There have been few reports on clinical characteristics of lung cancer patients with previous or simultaneous urologic cancers. Additionally, it was scarcely reported whether these patients could tolerate standard therapy. To evaluate them, we conducted a retrospective study.Methods
The records of patients with lung cancer who had previously or simultaneously urological cancers seen in our division between January 1985 and August 2007 were reviewed.Results
During the study period, 1,105 patients with lung cancer were seen at our division. Thirteen (1.2%) had previous or simultaneous urological cancers (11 males). Eleven patients were smokers.

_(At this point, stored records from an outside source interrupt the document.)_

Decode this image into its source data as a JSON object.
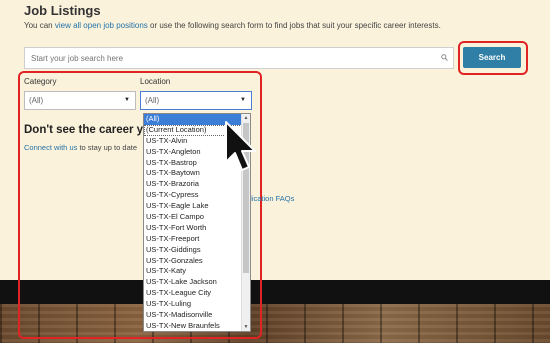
{
  "page": {
    "title": "Job Listings",
    "intro_before": "You can ",
    "intro_link": "view all open job positions",
    "intro_after": " or use the following search form to find jobs that suit your specific career interests."
  },
  "search": {
    "placeholder": "Start your job search here",
    "button_label": "Search"
  },
  "filters": {
    "category_label": "Category",
    "category_value": "(All)",
    "location_label": "Location",
    "location_value": "(All)"
  },
  "career": {
    "heading": "Don't see the career you",
    "connect_link": "Connect with us",
    "connect_after": " to stay up to date",
    "faqs_link": "plication FAQs"
  },
  "location_options": [
    "(All)",
    "(Current Location)",
    "US-TX-Alvin",
    "US-TX-Angleton",
    "US-TX-Bastrop",
    "US-TX-Baytown",
    "US-TX-Brazoria",
    "US-TX-Cypress",
    "US-TX-Eagle Lake",
    "US-TX-El Campo",
    "US-TX-Fort Worth",
    "US-TX-Freeport",
    "US-TX-Giddings",
    "US-TX-Gonzales",
    "US-TX-Katy",
    "US-TX-Lake Jackson",
    "US-TX-League City",
    "US-TX-Luling",
    "US-TX-Madisonville",
    "US-TX-New Braunfels"
  ],
  "colors": {
    "accent": "#2f7fa6",
    "highlight": "#e02424",
    "selected_option": "#3b7ed8",
    "page_background": "#fbf2dc"
  }
}
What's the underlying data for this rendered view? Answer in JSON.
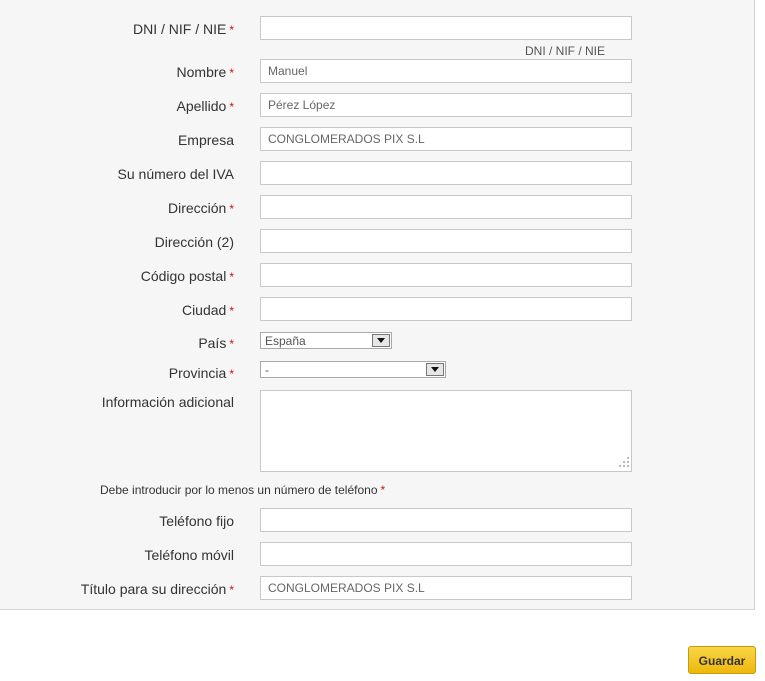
{
  "form": {
    "dni": {
      "label": "DNI / NIF / NIE",
      "required": "*",
      "value": "",
      "hint": "DNI / NIF / NIE"
    },
    "nombre": {
      "label": "Nombre",
      "required": "*",
      "value": "Manuel"
    },
    "apellido": {
      "label": "Apellido",
      "required": "*",
      "value": "Pérez López"
    },
    "empresa": {
      "label": "Empresa",
      "value": "CONGLOMERADOS PIX S.L"
    },
    "iva": {
      "label": "Su número del IVA",
      "value": ""
    },
    "direccion": {
      "label": "Dirección",
      "required": "*",
      "value": ""
    },
    "direccion2": {
      "label": "Dirección (2)",
      "value": ""
    },
    "codigo_postal": {
      "label": "Código postal",
      "required": "*",
      "value": ""
    },
    "ciudad": {
      "label": "Ciudad",
      "required": "*",
      "value": ""
    },
    "pais": {
      "label": "País",
      "required": "*",
      "selected": "España"
    },
    "provincia": {
      "label": "Provincia",
      "required": "*",
      "selected": "-"
    },
    "info": {
      "label": "Información adicional",
      "value": ""
    },
    "phone_note": {
      "text": "Debe introducir por lo menos un número de teléfono",
      "required": "*"
    },
    "telefono_fijo": {
      "label": "Teléfono fijo",
      "value": ""
    },
    "telefono_movil": {
      "label": "Teléfono móvil",
      "value": ""
    },
    "titulo": {
      "label": "Título para su dirección",
      "required": "*",
      "value": "CONGLOMERADOS PIX S.L"
    }
  },
  "actions": {
    "save_label": "Guardar"
  },
  "colors": {
    "required": "#c41414",
    "button": "#f3c623",
    "panel": "#f6f6f6"
  }
}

The diagnosis of urological cancers preceded the diagnosis of lung cancer in all but three patients, for whom the diagnosis of urologic cancers was made during the workup of primary lung cancer. Histologically, the lung cancers included six squamous cell carcinomas, four adenocarcinomas, and three small cell lung cancers. Four underwent surgical resection. Six were treated with platinum-containing chemotherapy, but none of them developed severe renal toxicity. The median survival following the diagnosis of lung carcinoma for NSCLC patients was 18 months, and for SCLC it was 24 months. The cause of death in the 12 patients who died in the study period was directly related to lung cancer, and recurrence of urological cancers was observed in none of the patients.Conclusions
For patients with urological cancers, smoking cessation, a chest radiograph or CT scan at least yearly and swift evaluation of signs or symptoms that are suggestive of lung cancer should be recommended.